“Once in a while it really hits people that they don’t have to experience the world in the way they have been told to.” – Alan Keightley
Nothing is more true in a foreign land than the fact that you are a foreigner and everything is foreign to you. The food, the people, the culture, the language, the customs…they are all new, different and either terrifying or exciting depending on your point of view. The first time you experience this moment it will probably be sheer terror at finally stepping off the boat and feeling the water splash against your skin, but after you learn to swim that terror transforms into elation and excitement at broadening your horizons and expanding your life lessons.
The average tourist, and even many expats, lives a bubbled existence. They travel by the guidebooks, written by people sent in on location to do a short little two week or three week expose of a city. They go to the restaurants recommended on the Internet, via Lonely Planet or the travel wiki. They visit the monuments and parks recommended by National Geographic and they know of the basic transportation options and markets as listed on countless blogs and forums by short-term guests who are looking for the most familiar, the trusted name-brands they remember from home and the advice of the big names in the travel industry. And while that’s certainly sufficient to give you a passable experience in a destination, you are only scratching the tip of the iceberg in terms of what is truly available to you.
You are not a tourist; you are not an expat. You are a location independent digital nomad. You are an explorer, an adventurer, a wanderer. An international vagabond. Your way is off the beaten path, and the only way to get there is to immerse yourself in the culture.
Cultural immersion has long been touted as one of the most efficient ways of learning a language, although for language purposes it is known as language immersion. Because language is a social instrument the emotions and the motivations of the people you are living with are more readily evident because you are exposed on a deeper level than if you only learned the language from a textbook, and that transfers over onto the cultural level as well. As you immerse yourself in the environment you either sink or swim; there is no safety net of English-speaking expat communities and English-speaking restaurants and English-speaking police and English-speaking recommended places according to your chosen Internet website.

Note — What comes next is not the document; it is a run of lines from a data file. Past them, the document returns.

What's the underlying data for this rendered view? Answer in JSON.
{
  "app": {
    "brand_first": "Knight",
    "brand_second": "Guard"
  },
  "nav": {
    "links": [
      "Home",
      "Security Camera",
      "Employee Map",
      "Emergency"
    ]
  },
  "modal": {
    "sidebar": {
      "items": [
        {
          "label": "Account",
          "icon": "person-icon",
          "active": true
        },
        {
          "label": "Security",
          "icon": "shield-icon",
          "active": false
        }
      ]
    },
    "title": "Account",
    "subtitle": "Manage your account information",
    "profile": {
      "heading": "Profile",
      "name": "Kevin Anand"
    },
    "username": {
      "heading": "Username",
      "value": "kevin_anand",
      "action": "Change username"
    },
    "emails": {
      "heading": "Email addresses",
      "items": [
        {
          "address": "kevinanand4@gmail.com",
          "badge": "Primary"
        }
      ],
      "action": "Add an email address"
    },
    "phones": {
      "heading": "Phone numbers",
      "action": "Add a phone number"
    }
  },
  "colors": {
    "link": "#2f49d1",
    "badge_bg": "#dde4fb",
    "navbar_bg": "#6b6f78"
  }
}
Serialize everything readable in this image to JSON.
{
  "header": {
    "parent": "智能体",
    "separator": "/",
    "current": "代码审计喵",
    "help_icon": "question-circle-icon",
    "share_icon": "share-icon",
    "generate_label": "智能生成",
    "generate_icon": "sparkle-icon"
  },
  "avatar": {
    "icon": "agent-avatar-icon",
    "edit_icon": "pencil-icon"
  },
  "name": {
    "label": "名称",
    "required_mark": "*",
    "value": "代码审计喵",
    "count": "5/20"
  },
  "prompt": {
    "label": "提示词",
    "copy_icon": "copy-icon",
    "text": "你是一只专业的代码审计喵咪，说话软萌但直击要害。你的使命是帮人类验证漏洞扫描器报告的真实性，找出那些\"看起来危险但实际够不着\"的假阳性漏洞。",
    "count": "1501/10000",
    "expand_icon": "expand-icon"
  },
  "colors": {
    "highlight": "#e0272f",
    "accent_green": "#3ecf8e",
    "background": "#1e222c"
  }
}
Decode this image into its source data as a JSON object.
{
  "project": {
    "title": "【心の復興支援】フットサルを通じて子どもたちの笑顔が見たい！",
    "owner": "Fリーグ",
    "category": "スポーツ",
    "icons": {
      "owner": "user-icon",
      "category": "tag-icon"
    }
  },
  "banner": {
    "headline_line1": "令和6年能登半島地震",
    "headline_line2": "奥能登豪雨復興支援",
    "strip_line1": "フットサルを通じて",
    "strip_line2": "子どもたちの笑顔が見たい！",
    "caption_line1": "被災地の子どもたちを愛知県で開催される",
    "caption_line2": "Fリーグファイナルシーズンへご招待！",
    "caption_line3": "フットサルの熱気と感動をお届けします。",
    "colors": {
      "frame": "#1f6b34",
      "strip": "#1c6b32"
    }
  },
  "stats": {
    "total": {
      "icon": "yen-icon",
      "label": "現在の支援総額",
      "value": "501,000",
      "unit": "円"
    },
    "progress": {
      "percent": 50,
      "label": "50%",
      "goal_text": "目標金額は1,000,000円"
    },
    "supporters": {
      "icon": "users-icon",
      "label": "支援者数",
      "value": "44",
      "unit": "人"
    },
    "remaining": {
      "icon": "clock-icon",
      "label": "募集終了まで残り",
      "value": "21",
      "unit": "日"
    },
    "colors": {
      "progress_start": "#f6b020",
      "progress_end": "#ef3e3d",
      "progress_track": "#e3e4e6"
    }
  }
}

However, cultural immersion takes strength of character because you are literally throwing yourself into the waters in a sink-or-swim scenario. My second apartment in Cancun was in an outer barrio with mostly pioneers who came here 40 years ago when the city was brand new, so it was older people in their 60s as well as their families living together and none of them spoke English. I was only a few months into the basics of the language but it was a great learning environment not only for my language skills but also because it taught me the basics of the culture here in Cancun. The values of the people, what they appreciate, how their minds work and how the community is set up. I was immersed not only in the language, but also in the culture. If I wanted my laundry done I had to learn how to communicate with the owner of the nearest laundry place, and once I had been in a few weeks in a row we began to talk and she recommended several other apartments to me, three good restaurants, two good parks and a local salsa class that was a fraction of the price compared to anything I would ever find in centro because the prices were for the locals. Immersion at its finest level.
It goes beyond just learning the language and the culture, though. Cultural immersion takes you beyond the guidebooks, beyond the Lonely Planet forums, beyond the travel wiki and the blogs written by tourists on two or three week vacations. It is only through cultural immersion that you learn about the local festivals, the local watering holes, the local parks, the local plazas, the local shopping centers, the local bands, theater, grocery stores, farmer’s markets and beyond. It is only through cultural immersion and living like a local that you can stop to ask a question from a couple of security guards watching the parking lot outside of a restaurant and end up having a 45 minute conversation about life, beer, people, politics and finally a recommendation for a great place to get dinner for the equivalent of 2 dollars just around the corner in a place that probably only sees a foreigner once every five years, but because you speak the local lingo and are able to connect with the locals they feel comfortable sharing the information with you. You are no longer a foreigner, nor are you an expat; you are a resident alien. You are immersed. You have learned to swim, and the water’s just fine.
Or you can choose to travel via the travel wiki and various Internet forums. You can certainly do that but you are only going to be experiencing a mere fraction of what’s really out there, because the information available through most travel sites and the wikis are things put up by short-term visitors, not by people living on the ground for years at a time. The only way to truly live like a local and experience the location independent digital nomad lifestyle is to dive in and immerse yourself and go beyond the weekend warrior vacation advise listed all over the Internet. Once you do, your life will be forever changed by the uniqueness of your chosen destination and you will have transitioned into living like a local and enjoying all the things the locals enjoy.